Cependant, il convient de préciser qu’il ne s’agit pas de conférer aux collectivités locales les prérogatives de l’Etat (attribution de concessions à vocation nationale, ressources rares, cahiers des charges, etc.), mais d’en faire des parties prenantes, des acteurs du désenclavement numérique, de l’attractivité et de la compétitivitééconomique de leur territoire et, lorsque nécessaire avec un encadrement spécifique, des moteurs dans le déploiement de projets de réseaux locaux destinés à couvrir des besoins particuliers.

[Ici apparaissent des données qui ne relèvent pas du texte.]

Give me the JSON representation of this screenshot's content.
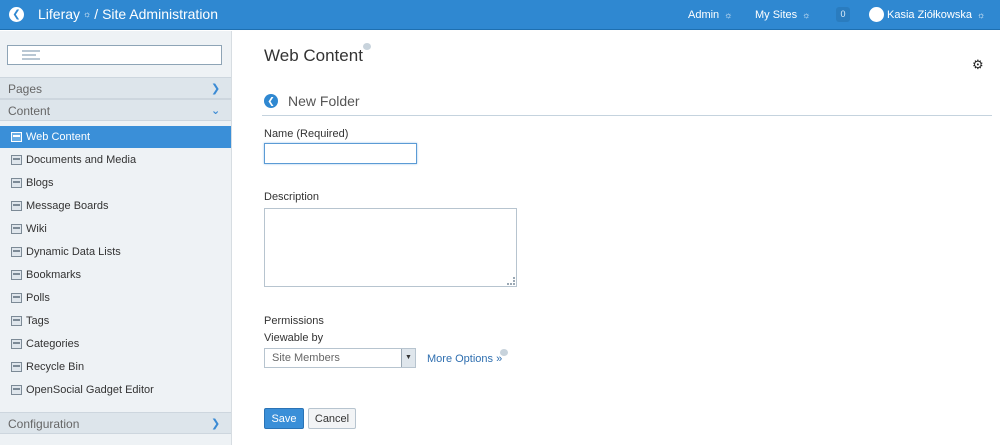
{
  "topbar": {
    "title_product": "Liferay",
    "title_separator": "/",
    "title_section": "Site Administration",
    "admin_label": "Admin",
    "my_sites_label": "My Sites",
    "notification_count": "0",
    "user_name": "Kasia Ziółkowska"
  },
  "sidebar": {
    "sections": {
      "pages": "Pages",
      "content": "Content",
      "configuration": "Configuration"
    },
    "items": [
      {
        "label": "Web Content",
        "icon": "web-content-icon",
        "active": true
      },
      {
        "label": "Documents and Media",
        "icon": "documents-icon"
      },
      {
        "label": "Blogs",
        "icon": "blogs-icon"
      },
      {
        "label": "Message Boards",
        "icon": "message-boards-icon"
      },
      {
        "label": "Wiki",
        "icon": "wiki-icon"
      },
      {
        "label": "Dynamic Data Lists",
        "icon": "data-lists-icon"
      },
      {
        "label": "Bookmarks",
        "icon": "bookmarks-icon"
      },
      {
        "label": "Polls",
        "icon": "polls-icon"
      },
      {
        "label": "Tags",
        "icon": "tags-icon"
      },
      {
        "label": "Categories",
        "icon": "categories-icon"
      },
      {
        "label": "Recycle Bin",
        "icon": "recycle-bin-icon"
      },
      {
        "label": "OpenSocial Gadget Editor",
        "icon": "gadget-editor-icon"
      }
    ]
  },
  "main": {
    "title": "Web Content",
    "form_title": "New Folder",
    "name_label": "Name (Required)",
    "name_value": "",
    "description_label": "Description",
    "description_value": "",
    "permissions_label": "Permissions",
    "viewable_by_label": "Viewable by",
    "viewable_by_value": "Site Members",
    "more_options_label": "More Options »",
    "save_label": "Save",
    "cancel_label": "Cancel"
  },
  "colors": {
    "topbar": "#2f88d1",
    "active_item": "#3a8fd8",
    "sidebar_bg": "#eef2f5",
    "link": "#2f6fb0"
  }
}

2. Promouvoir la fonction économique des territoires grâce au numérique
L’attractivité et la compétitivité constituent les deux principaux axes de la politique de transformation de nos territoires en véritables pôles de développement. Compte tenu des enjeux et défis, actuels et futurs, ce socle biface est fortement corrélé aux dispositifs numériques déployés dans les localités, en particulier celles de l’intérieur du pays. En effet, quelles que soient les spécificités des territoires, le numérique apparait comme un outil de facilitation ou un raccourci à tout programme de développement économique local. A cet effet, un mécanisme financier spécifique, le Fonds de Développement du Service Universel des Télécommunications (FDSUT) est institué pour, non seulement participer à la résorption du déficit d’accès aux réseaux de télécommunications, mais contribuer au déploiement de projets et programmes d’insertion dans la vie économique et sociale des collectivités.
L’aménagement numérique des territoires est donc, à la fois, un enjeu de promotion de la fonction économique des localités et un enjeu de valorisation des entreprises : la disponibilité d’un Internet de qualité permet aux entreprises (PME, Start up, etc.) de disposer des prérequis techniques nécessaires pour adresser les opportunités non encore exploitées du Sénégal des profondeurs. Au-delà de l’accès aux infrastructures, l’enjeu est également de permettre à tous les citoyens, quel que soit leur lieu de vie, d’accéder et de se familiariser avec les possibilités offertes par les technologies numériques, pour mieux participer à la vie sociale, entreprendre et réaliser des projets. Enfin, il s’agit également de relever le défi de la modernisation des usages et des services publics dans les territoires, notamment d’e-santé, e-éducation, e- administration, e-agriculture et bien d’autres e-services locaux particuliers (gestion foncière, géolocalisation du cheptel, gestion des embarcations de pêche, système de transport des productions agricoles, etc.) comme complément de l’aménagement numérique et comme véritable rôle confié aux territoires dans la diffusion du numérique.
Un tel pari articulant le développement économique et l’usage du numérique dans les territoires trouvera, en dehors des instruments de financements traditionnels de l’Etat, un écho favorable auprès des partenaires au développement et de la coopération décentralisée.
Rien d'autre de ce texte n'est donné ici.